Board pearl: Chronic hypokalemia (K⁺ <3.0 for weeks) itself causes alkalosis by stimulating renal H⁺ secretion via H⁺/K⁺-ATPase upregulation in α-intercalated cells — fixing the K⁺ fixes the alkalosis.

Step 3 management: When the stem mentions "resistant hypertension on 3 drugs with spontaneous hypokalemia," the answer is aldosterone:renin ratio — not adrenal CT first.

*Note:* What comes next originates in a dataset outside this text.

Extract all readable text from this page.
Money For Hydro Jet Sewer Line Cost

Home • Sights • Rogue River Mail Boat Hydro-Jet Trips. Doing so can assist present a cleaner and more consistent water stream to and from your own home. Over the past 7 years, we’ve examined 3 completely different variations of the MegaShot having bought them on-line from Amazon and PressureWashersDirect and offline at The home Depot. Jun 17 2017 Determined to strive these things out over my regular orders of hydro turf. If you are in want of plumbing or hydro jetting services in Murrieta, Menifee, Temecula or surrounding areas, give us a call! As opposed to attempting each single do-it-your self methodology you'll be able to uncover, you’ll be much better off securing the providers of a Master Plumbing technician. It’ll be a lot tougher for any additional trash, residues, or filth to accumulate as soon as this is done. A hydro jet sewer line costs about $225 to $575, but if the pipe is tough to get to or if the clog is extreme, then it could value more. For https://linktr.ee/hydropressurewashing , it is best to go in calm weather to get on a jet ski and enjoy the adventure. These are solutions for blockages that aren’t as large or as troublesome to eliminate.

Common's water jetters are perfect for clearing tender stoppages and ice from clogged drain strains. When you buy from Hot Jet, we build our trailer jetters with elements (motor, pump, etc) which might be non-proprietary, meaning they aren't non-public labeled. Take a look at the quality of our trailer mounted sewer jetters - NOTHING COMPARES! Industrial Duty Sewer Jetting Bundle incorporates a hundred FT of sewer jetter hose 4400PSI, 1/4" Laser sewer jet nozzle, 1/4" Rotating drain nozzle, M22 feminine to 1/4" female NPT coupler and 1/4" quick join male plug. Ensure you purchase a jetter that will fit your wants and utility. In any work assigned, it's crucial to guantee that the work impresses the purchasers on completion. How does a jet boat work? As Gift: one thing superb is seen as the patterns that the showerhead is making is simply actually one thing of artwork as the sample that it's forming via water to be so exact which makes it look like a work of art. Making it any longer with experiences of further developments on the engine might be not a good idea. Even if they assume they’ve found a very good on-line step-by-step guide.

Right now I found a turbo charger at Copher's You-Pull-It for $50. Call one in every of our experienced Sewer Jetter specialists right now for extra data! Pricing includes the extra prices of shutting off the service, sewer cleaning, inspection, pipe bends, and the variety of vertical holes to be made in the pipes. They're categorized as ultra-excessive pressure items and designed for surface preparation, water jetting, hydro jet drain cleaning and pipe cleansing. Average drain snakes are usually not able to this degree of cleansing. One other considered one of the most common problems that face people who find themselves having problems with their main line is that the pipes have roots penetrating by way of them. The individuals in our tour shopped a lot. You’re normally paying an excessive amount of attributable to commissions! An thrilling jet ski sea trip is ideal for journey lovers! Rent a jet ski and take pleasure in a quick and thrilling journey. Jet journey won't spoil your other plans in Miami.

Metabolic alkalosis is split by spot urine chloride: <20 mEq/L is chloride-responsive (vomiting, NG suction, prior diuretics, post-hypercapnia) and corrects with saline plus KCl; >20 mEq/L is chloride-resistant (active diuretics, mineralocorticoid excess, Bartter/Gitelman/Liddle) and requires targeting the underlying driver — never saline alone.
Board pearl: The fastest path to the right answer on any metabolic alkalosis stem is urine chloride first, then volume status, then renin/aldosterone — these three data points solve >90% of board questions.